Three years later, there is no evidence of GOP participation expanding beyond their base - even in states where their total turnout has increased.

The harsh tone and extreme right-wing policies at the core of the Republican primary debate have hardly been welcoming to anyone beyond the committed conservative base. And the lack of participation by voters beyond that base shows that the feeling is mutual.

The widespread lack of participation of younger voters in the Republican primaries - even for a race as wild and attention-grabbing as this one - is the most glaring demographic challenge for the party. The GOP youth problem looks especially stark when compared to Democrats' increased participation. The under 30 vote share of Democratic primaries is up from 2008 in most states, including in the battlegrounds of Florida (+6 points), North Carolina (+4), Wisconsin (+3), and Virginia (+2).

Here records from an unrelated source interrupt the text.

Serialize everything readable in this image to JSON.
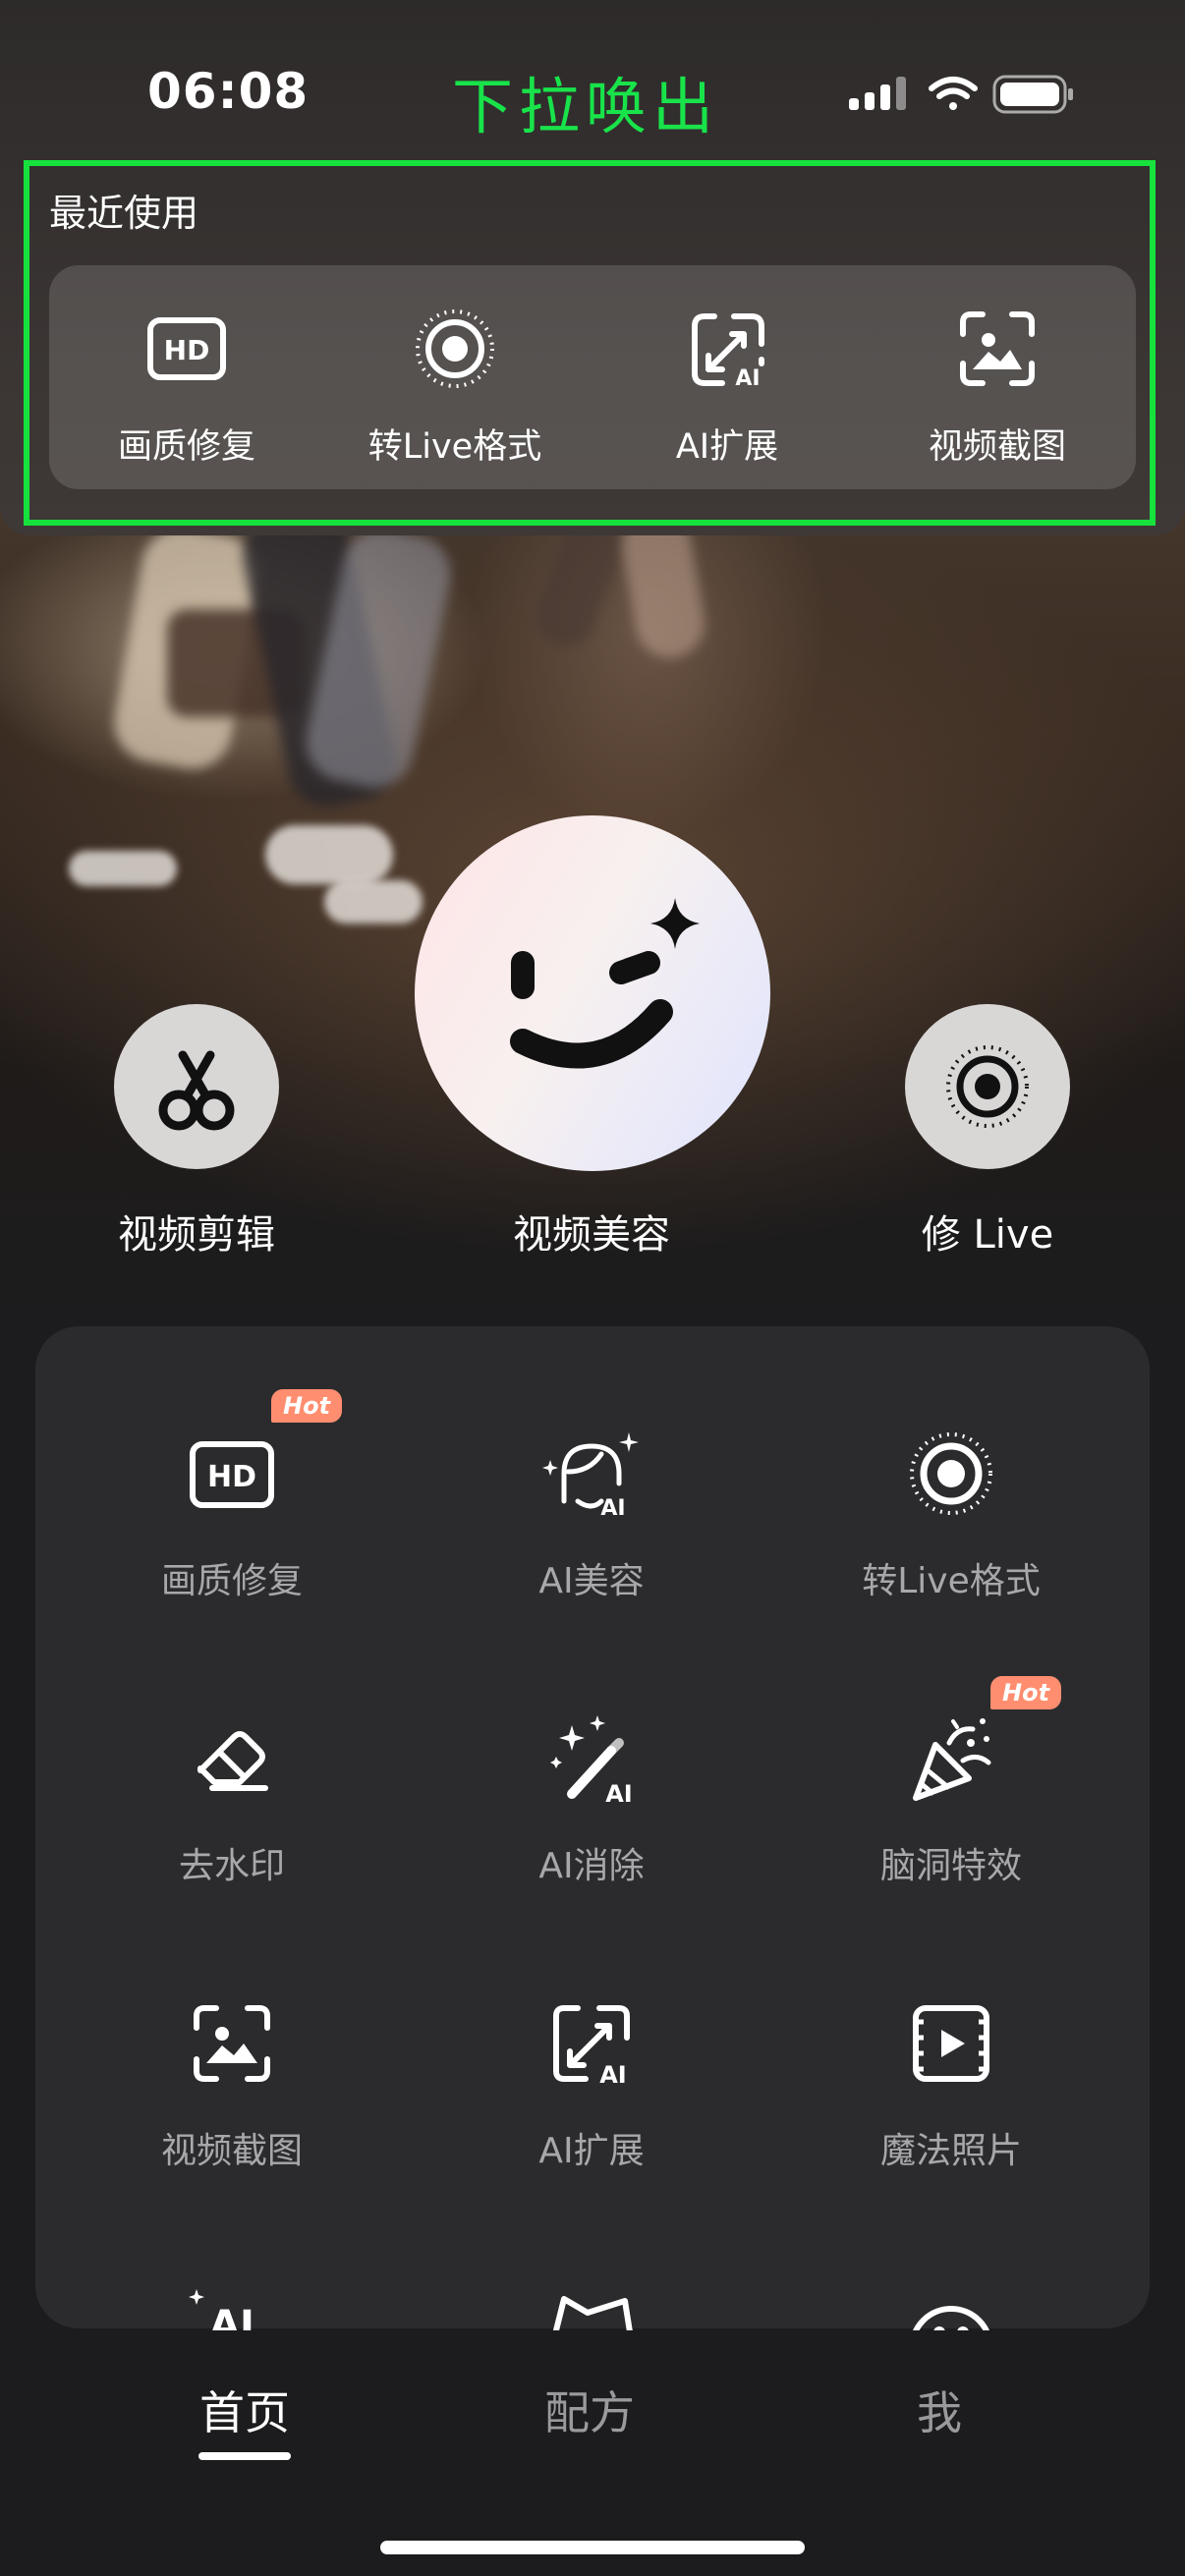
{
  "status_bar": {
    "time": "06:08"
  },
  "overlay_title": "下拉唤出",
  "recent": {
    "title": "最近使用",
    "items": [
      {
        "label": "画质修复",
        "icon": "hd-icon"
      },
      {
        "label": "转Live格式",
        "icon": "live-photo-icon"
      },
      {
        "label": "AI扩展",
        "icon": "ai-expand-icon"
      },
      {
        "label": "视频截图",
        "icon": "video-screenshot-icon"
      }
    ]
  },
  "main_actions": {
    "video_edit": "视频剪辑",
    "video_beauty": "视频美容",
    "fix_live": "修 Live"
  },
  "tools": [
    {
      "label": "画质修复",
      "icon": "hd-icon",
      "badge": "Hot"
    },
    {
      "label": "AI美容",
      "icon": "ai-face-icon"
    },
    {
      "label": "转Live格式",
      "icon": "live-photo-icon"
    },
    {
      "label": "去水印",
      "icon": "eraser-icon"
    },
    {
      "label": "AI消除",
      "icon": "magic-wand-icon"
    },
    {
      "label": "脑洞特效",
      "icon": "party-popper-icon",
      "badge": "Hot"
    },
    {
      "label": "视频截图",
      "icon": "video-screenshot-icon"
    },
    {
      "label": "AI扩展",
      "icon": "ai-expand-icon"
    },
    {
      "label": "魔法照片",
      "icon": "magic-photo-icon"
    }
  ],
  "tabs": [
    {
      "label": "首页",
      "active": true
    },
    {
      "label": "配方",
      "active": false
    },
    {
      "label": "我",
      "active": false
    }
  ],
  "colors": {
    "highlight_green": "#17e13d",
    "hot_badge": "#ff8e70"
  }
}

The electorate as a whole has shifted further from the GOP since its post-mortem was released in 2013. Analyses of the Census' American Community Survey data indicate that, if the 2012 election took place now, President Obama's 3.9 point national margin would be a 5.1 point margin in 2016. The same shift is seen not only in every battleground state, especially in Florida, North Carolina and Virginia, but also in Midwestern states, like Ohio and Wisconsin.

Demography isn't necessarily destiny. But the contrast between Census data revealing a dynamically changing American electorate and exit polls of a static and stagnant Republican electorate puts the Grand Old Party's big problem in stark relief.